Bob Balaban's Blog

     
    alt

    Bob Balaban

     

    How to get ALL of the documents: db.search() vs. db.AllDocuments vs. AllDocuments view

    Bob Balaban  October 25 2010 03:00:00 AM
    Greetings, Geeks!

    Have you ever had to write an agent that looks at ALL of the documents in a database? As is usual with LotusScript/Java and the back-end classes in Notes, there's more than one way to do that.

    Actually, there are (at least) 3 common techniques:
    1) Database.AllDocuments
    2) Get the "All Documents" view and iterate
    3) Database.search("@all")

    I used to always use (and recommend) Database.AllDocuments, which returns a DocumentCollection instance.

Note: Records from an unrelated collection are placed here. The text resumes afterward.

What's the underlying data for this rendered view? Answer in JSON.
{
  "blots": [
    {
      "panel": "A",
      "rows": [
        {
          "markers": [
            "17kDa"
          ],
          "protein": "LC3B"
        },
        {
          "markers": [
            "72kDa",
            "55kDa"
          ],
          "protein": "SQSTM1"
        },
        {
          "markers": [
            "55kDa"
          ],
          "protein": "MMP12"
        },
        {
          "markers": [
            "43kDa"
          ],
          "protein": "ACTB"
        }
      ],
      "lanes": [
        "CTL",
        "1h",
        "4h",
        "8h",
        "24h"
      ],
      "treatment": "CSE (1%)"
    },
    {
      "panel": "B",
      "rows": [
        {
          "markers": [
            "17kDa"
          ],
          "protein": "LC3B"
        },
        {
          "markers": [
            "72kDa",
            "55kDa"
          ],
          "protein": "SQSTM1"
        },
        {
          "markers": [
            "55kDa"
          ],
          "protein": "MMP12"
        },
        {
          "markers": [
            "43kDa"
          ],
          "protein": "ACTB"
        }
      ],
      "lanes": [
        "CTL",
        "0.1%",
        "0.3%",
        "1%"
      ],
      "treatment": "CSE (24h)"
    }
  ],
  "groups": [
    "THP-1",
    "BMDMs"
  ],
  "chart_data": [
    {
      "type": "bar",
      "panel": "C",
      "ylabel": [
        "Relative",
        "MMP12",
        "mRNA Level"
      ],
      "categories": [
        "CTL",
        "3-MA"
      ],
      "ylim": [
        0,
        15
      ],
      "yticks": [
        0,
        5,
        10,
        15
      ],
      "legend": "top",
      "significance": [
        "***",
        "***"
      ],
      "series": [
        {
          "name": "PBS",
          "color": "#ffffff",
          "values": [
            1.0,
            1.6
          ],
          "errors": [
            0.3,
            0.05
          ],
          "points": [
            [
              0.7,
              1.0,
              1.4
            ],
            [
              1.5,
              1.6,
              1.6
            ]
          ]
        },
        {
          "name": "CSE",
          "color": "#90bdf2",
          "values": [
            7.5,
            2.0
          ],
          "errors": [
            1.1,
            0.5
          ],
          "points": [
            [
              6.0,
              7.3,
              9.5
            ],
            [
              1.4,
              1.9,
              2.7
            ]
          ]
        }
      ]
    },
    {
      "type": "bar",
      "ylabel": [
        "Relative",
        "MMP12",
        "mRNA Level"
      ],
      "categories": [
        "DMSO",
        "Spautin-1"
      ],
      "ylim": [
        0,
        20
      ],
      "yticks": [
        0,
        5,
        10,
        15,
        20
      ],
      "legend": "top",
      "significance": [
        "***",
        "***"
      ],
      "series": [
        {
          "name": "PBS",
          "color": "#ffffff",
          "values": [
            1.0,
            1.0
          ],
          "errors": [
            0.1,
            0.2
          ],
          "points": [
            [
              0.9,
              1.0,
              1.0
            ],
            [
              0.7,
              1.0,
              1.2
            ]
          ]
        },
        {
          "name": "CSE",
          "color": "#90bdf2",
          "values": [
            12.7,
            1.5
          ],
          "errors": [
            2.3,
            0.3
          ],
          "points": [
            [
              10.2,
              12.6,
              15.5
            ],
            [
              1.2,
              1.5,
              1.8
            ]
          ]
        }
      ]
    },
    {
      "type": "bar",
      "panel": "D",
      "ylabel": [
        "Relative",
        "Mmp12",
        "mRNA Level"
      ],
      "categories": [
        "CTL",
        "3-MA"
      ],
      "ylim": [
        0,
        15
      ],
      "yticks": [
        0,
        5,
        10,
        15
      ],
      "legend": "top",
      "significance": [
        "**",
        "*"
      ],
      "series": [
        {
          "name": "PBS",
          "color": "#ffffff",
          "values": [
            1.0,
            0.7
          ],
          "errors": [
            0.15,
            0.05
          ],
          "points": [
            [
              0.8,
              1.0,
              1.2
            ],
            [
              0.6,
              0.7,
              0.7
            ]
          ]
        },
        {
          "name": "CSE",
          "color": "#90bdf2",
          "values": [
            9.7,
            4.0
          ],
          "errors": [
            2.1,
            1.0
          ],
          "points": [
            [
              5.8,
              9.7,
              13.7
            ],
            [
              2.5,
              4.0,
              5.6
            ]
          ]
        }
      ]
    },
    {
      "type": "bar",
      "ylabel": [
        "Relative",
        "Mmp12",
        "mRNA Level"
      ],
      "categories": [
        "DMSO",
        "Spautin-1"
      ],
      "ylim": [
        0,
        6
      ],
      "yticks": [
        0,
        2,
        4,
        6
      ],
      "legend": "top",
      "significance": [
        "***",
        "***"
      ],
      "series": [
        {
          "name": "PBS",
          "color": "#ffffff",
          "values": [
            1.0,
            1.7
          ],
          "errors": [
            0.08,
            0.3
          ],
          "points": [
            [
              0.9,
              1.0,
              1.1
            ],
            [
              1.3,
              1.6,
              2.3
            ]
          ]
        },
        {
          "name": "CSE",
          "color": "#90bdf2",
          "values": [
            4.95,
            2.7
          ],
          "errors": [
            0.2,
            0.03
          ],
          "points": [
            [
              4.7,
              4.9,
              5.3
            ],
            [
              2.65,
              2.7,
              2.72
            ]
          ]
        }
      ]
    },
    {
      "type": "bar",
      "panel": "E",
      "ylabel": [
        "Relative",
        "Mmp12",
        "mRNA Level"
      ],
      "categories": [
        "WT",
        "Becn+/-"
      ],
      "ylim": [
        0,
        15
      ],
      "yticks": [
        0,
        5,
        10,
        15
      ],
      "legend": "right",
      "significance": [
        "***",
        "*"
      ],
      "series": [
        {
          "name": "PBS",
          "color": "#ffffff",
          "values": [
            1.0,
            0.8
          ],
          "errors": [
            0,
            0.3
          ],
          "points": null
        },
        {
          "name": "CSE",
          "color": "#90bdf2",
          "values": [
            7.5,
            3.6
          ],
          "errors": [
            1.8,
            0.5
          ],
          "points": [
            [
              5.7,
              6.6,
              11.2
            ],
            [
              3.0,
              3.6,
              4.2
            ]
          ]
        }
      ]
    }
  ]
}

It's very efficient, because it maps to an optimized C API call that retrieves a list of all NOTEIDs (as an IDTable) in the database. This translates to a LotusScript DocumentCollection instance very easily, and none of the document objects is actually "opened" until you access it from the DocumentCollection,

    Then, somewhere along the way, I discovered that a change had been made to the behavior of this property. Originally (Notes 4.x), the code in the back-end classes implementation filtered out any deletion stubs in the IDTable resulting from the C API call. Again, this was an efficient operation, made possible by the fact that the NOTEIDs of deletion stubs all have a high bit set (0x80000000L). So you could tell the API to remove all values in the IDTable greater than  0x80000000L, and what was left would be all valid NOTEIDs.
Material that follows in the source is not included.